For newly minted silicon diodes, you may well be correct, Tom.
However, radio amateurs usually have deep pockets and short arms
and hence, attend ham fests and swap meets to pick up components whose
provenance may not aspire to the Guinness book of records.
73 de Brian, VK2GCE
From:
[email protected] [mailto:[email protected]] On Behalf
Of Tom Lee
Sent: Tuesday, 6 September 2022 3:41 PM
To: [email protected]
Subject: Re: [ARC5] 24vdc power
As a crude approximation, the reverse leakage of an ordinary
silicon rectifier at room temp will typically be about 9 orders of magnitude
below the forward current rating. So, a 100A rectifier can be expected to have
a leakage current of perhaps 100nA. You may see larger numbers on datasheets,
but those are generally sandbagged so that the manufacturer doesn't have to
spend the money on actually testing that parameter.

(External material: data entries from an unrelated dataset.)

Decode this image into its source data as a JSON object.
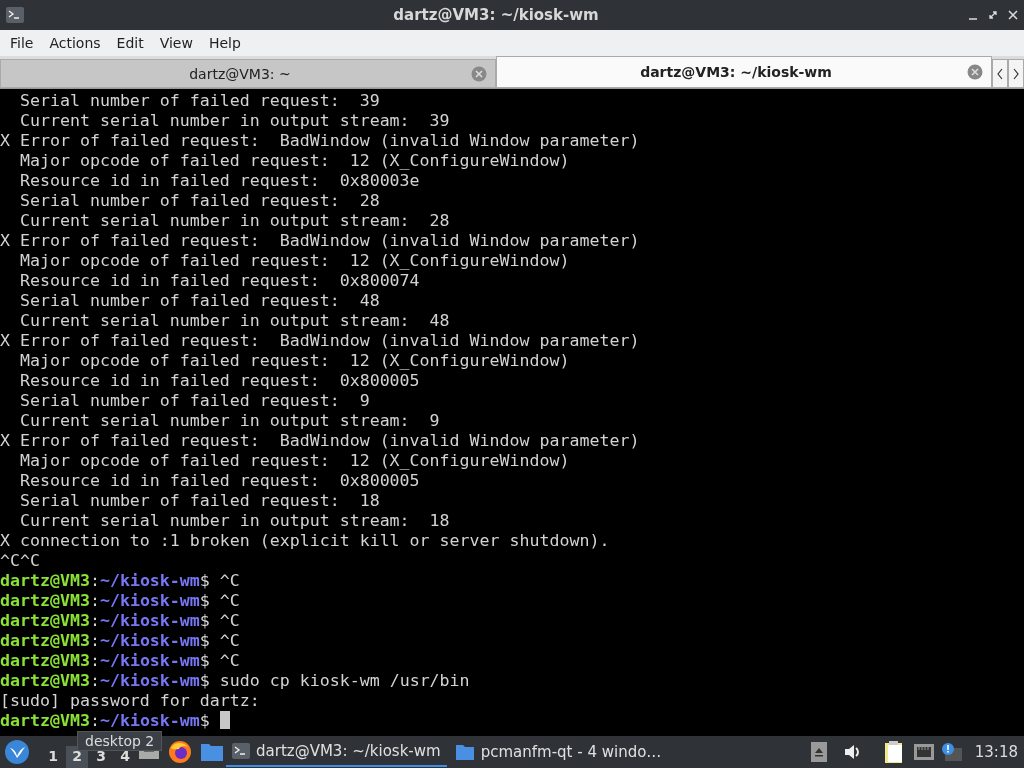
{
  "window": {
    "title": "dartz@VM3: ~/kiosk-wm"
  },
  "menu": [
    "File",
    "Actions",
    "Edit",
    "View",
    "Help"
  ],
  "tabs": [
    {
      "label": "dartz@VM3: ~",
      "selected": false
    },
    {
      "label": "dartz@VM3: ~/kiosk-wm",
      "selected": true
    }
  ],
  "terminal": {
    "lines": [
      {
        "kind": "output",
        "text": "  Serial number of failed request:  39"
      },
      {
        "kind": "output",
        "text": "  Current serial number in output stream:  39"
      },
      {
        "kind": "output",
        "text": "X Error of failed request:  BadWindow (invalid Window parameter)"
      },
      {
        "kind": "output",
        "text": "  Major opcode of failed request:  12 (X_ConfigureWindow)"
      },
      {
        "kind": "output",
        "text": "  Resource id in failed request:  0x80003e"
      },
      {
        "kind": "output",
        "text": "  Serial number of failed request:  28"
      },
      {
        "kind": "output",
        "text": "  Current serial number in output stream:  28"
      },
      {
        "kind": "output",
        "text": "X Error of failed request:  BadWindow (invalid Window parameter)"
      },
      {
        "kind": "output",
        "text": "  Major opcode of failed request:  12 (X_ConfigureWindow)"
      },
      {
        "kind": "output",
        "text": "  Resource id in failed request:  0x800074"
      },
      {
        "kind": "output",
        "text": "  Serial number of failed request:  48"
      },
      {
        "kind": "output",
        "text": "  Current serial number in output stream:  48"
      },
      {
        "kind": "output",
        "text": "X Error of failed request:  BadWindow (invalid Window parameter)"
      },
      {
        "kind": "output",
        "text": "  Major opcode of failed request:  12 (X_ConfigureWindow)"
      },
      {
        "kind": "output",
        "text": "  Resource id in failed request:  0x800005"
      },
      {
        "kind": "output",
        "text": "  Serial number of failed request:  9"
      },
      {
        "kind": "output",
        "text": "  Current serial number in output stream:  9"
      },
      {
        "kind": "output",
        "text": "X Error of failed request:  BadWindow (invalid Window parameter)"
      },
      {
        "kind": "output",
        "text": "  Major opcode of failed request:  12 (X_ConfigureWindow)"
      },
      {
        "kind": "output",
        "text": "  Resource id in failed request:  0x800005"
      },
      {
        "kind": "output",
        "text": "  Serial number of failed request:  18"
      },
      {
        "kind": "output",
        "text": "  Current serial number in output stream:  18"
      },
      {
        "kind": "output",
        "text": "X connection to :1 broken (explicit kill or server shutdown)."
      },
      {
        "kind": "output",
        "text": "^C^C"
      },
      {
        "kind": "prompt",
        "user": "dartz@VM3",
        "separator": ":",
        "path": "~/kiosk-wm",
        "symbol": "$",
        "command": "^C"
      },
      {
        "kind": "prompt",
        "user": "dartz@VM3",
        "separator": ":",
        "path": "~/kiosk-wm",
        "symbol": "$",
        "command": "^C"
      },
      {
        "kind": "prompt",
        "user": "dartz@VM3",
        "separator": ":",
        "path": "~/kiosk-wm",
        "symbol": "$",
        "command": "^C"
      },
      {
        "kind": "prompt",
        "user": "dartz@VM3",
        "separator": ":",
        "path": "~/kiosk-wm",
        "symbol": "$",
        "command": "^C"
      },
      {
        "kind": "prompt",
        "user": "dartz@VM3",
        "separator": ":",
        "path": "~/kiosk-wm",
        "symbol": "$",
        "command": "^C"
      },
      {
        "kind": "prompt",
        "user": "dartz@VM3",
        "separator": ":",
        "path": "~/kiosk-wm",
        "symbol": "$",
        "command": "sudo cp kiosk-wm /usr/bin"
      },
      {
        "kind": "output",
        "text": "[sudo] password for dartz:"
      },
      {
        "kind": "prompt",
        "user": "dartz@VM3",
        "separator": ":",
        "path": "~/kiosk-wm",
        "symbol": "$",
        "cursor": true
      }
    ]
  },
  "taskbar": {
    "desktops": [
      {
        "label": "1",
        "selected": false
      },
      {
        "label": "2",
        "selected": true
      },
      {
        "label": "3",
        "selected": false
      },
      {
        "label": "4",
        "selected": false
      }
    ],
    "tooltip": "desktop 2",
    "tasks": [
      {
        "label": "dartz@VM3: ~/kiosk-wm",
        "kind": "terminal",
        "selected": true
      },
      {
        "label": "pcmanfm-qt - 4 windo…",
        "kind": "folder",
        "selected": false
      }
    ],
    "clock": "13:18"
  }
}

Now, if you're still using seleniums or copper-oxide rectifiers, I might worry
about the reverse leakage...otherwise, battery self-discharge will dominate by
large factors.
--Cheers
Tom
--
Prof. Thomas H. Lee
Allen Ctr., Rm. 205
350 Jane Stanford Way
Stanford University
Stanford, CA 94305-4070
http://www-smirc.stanford.edu
On 9/5/2022 22:22, Brian Clarke wrote:
Not a good idea, Bob.
Some batteries, particularly lead-acid, see the pulsing DC as charge-discharge cycles, shortening their lives. Diodes do not have infinite reverse resistance; so, leaving a battery connected to a transformer + rectifier combo will discharge the battery a bit faster than shelf life.
If you don’t use a battery or regulator to smooth out the pulses, your outgoing radio signal will be modulated with 100 Hz or 120 Hz noise.